This blog seems to be steadily evolving into an overly-enthusiastic-description-of-Aatqa’s obsession-with-Coke Studio. The vicious cycle whereby I listen to a song I don’t understand for an hour on repeat, adequately bop, then decide to research the lyrics- its fun and I would highly recommend. At this point my first post social distancing gathering is going to be a Mehfil in a park where we drink limitless chai, consume inordinate amount of pakoras and enjoy some absolute bangers from the subcontinent. Invites will be distributed in due course.
kaḍe aawo ni raaseela maare des
Come to this land sometime, my fickle beloved
jowaan thaari baaṭ ghani
I wait for you constantly
Lyrics Translation: https://www.cokestudio.com.pk/mobile/season8/e06-s04.html
My current obsession is Mai Dhai and Atif Aslam’s song ‘Kadi Ao Ni’ ( Come Sometime). A hybrid between western (what Dhai bemusedly terms ‘disco’ music), and traditional Maringiyar folk songs from the Sind region in Pakistan. Mai, a singer and dhol player from the Thar desert, is from a tradition of folk musicians who played for the kings of Rajasthan; her otherworldly vocals evoke the ancient heritage from which she comes. Usually I am put of when the composers insert Urdu/Punjabi, but in the case of Atif Aslam’s input I am happy to let it roll. His soft urdu-cised Punjabi complements the strong matriarchal vocals that Dhai provides and accentuates her register.
Mai describes the song simply about calling her husband home, which in itself is beautiful. But my ‘lets analyse every last detail about everything mind’ has extracted my own personal meaning from the lyrics which are filled with beautiful imagery. My favorite bit of the composition is when Mai ( in the language of Marawi) sings about cannabis smoking and wine drinking rajas, lords and princes. Whilst these images themselves are interesting to imagine , they knit together the Sufi ideas in the song. For the regulars of my blog, you can tell I’m a bit of a sucker for Sufi poetry. The idea of the unattainable Beloved fascinates me. The roaming rhythms combined with the semi approbation- longing emotions that pervade Mai’s lyrics, knit together in this verse.

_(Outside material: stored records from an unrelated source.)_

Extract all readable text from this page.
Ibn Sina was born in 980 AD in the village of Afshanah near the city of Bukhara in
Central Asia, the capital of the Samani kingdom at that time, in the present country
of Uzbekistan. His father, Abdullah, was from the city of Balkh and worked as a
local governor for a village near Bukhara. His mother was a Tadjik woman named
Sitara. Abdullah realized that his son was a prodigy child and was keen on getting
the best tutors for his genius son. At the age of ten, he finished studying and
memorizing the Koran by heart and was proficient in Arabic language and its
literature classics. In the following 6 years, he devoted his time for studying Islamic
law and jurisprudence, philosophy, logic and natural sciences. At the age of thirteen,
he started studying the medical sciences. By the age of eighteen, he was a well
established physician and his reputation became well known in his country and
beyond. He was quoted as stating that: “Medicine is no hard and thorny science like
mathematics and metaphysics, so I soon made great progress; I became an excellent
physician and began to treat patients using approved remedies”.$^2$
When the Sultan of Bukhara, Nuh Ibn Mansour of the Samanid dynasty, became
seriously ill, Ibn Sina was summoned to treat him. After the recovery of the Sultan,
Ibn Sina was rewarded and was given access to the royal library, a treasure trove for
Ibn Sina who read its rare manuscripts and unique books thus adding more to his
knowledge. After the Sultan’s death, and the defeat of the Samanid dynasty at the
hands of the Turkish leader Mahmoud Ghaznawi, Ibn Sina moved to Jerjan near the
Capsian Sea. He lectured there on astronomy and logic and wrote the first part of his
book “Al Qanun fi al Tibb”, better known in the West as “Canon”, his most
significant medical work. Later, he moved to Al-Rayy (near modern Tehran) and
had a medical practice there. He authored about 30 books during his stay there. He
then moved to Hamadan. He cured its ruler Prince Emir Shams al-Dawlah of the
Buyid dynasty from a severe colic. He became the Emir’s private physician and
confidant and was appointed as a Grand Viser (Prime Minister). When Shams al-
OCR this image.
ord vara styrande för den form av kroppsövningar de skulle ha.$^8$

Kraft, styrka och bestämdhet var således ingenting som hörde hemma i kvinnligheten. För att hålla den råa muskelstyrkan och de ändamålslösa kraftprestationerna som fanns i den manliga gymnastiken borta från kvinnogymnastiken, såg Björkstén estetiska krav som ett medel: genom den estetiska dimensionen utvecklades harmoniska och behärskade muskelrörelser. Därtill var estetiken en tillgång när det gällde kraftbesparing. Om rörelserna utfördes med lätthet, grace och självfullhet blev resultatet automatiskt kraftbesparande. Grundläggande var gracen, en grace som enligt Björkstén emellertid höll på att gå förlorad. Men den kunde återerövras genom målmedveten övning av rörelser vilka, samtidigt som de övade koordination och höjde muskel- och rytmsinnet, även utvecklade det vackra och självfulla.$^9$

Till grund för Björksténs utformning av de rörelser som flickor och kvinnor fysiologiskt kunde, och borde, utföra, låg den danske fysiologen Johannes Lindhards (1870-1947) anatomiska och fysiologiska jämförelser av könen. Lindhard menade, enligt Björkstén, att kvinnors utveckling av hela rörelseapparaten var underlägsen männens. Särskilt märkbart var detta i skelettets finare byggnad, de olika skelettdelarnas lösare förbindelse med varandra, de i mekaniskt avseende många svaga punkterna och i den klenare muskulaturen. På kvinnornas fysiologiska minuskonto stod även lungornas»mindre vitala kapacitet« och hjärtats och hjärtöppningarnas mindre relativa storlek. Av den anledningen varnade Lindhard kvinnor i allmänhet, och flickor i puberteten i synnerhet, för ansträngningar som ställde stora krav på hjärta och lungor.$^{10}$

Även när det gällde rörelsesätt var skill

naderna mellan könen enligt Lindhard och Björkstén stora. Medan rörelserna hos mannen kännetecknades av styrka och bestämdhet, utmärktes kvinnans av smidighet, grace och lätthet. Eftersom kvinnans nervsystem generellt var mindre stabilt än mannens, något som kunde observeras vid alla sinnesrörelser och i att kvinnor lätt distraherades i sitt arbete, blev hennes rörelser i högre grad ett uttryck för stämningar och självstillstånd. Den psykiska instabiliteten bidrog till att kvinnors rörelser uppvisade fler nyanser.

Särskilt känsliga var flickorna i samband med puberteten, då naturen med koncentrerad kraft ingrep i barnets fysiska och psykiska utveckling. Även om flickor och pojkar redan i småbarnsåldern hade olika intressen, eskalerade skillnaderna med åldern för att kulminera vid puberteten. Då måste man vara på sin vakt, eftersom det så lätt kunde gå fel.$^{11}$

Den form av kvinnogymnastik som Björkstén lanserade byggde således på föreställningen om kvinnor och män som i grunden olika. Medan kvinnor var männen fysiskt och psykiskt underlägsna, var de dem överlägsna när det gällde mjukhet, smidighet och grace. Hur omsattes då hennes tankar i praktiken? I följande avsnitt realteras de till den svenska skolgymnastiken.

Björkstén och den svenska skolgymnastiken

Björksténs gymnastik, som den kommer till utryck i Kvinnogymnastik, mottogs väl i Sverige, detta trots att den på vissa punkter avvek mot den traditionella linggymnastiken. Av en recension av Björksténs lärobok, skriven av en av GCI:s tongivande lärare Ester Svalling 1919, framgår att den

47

I feel the warmth of the subcontinent in Mai Dhai’s voice, and although there is probably an (large) element of the orientalist coming out in me, the song paints an element of the diverse heritage of Pakistan in a light which is accessible to me as a Westerner. Though some may argue that this is reductive and rather than merging music styles to produce something innovative it is just another dilution of the culture of a peoples who are already being washed out by homogenization invoked by the imposition of western lifestyles in Pakistan.
Either way I enjoyed this song and I hope you do to!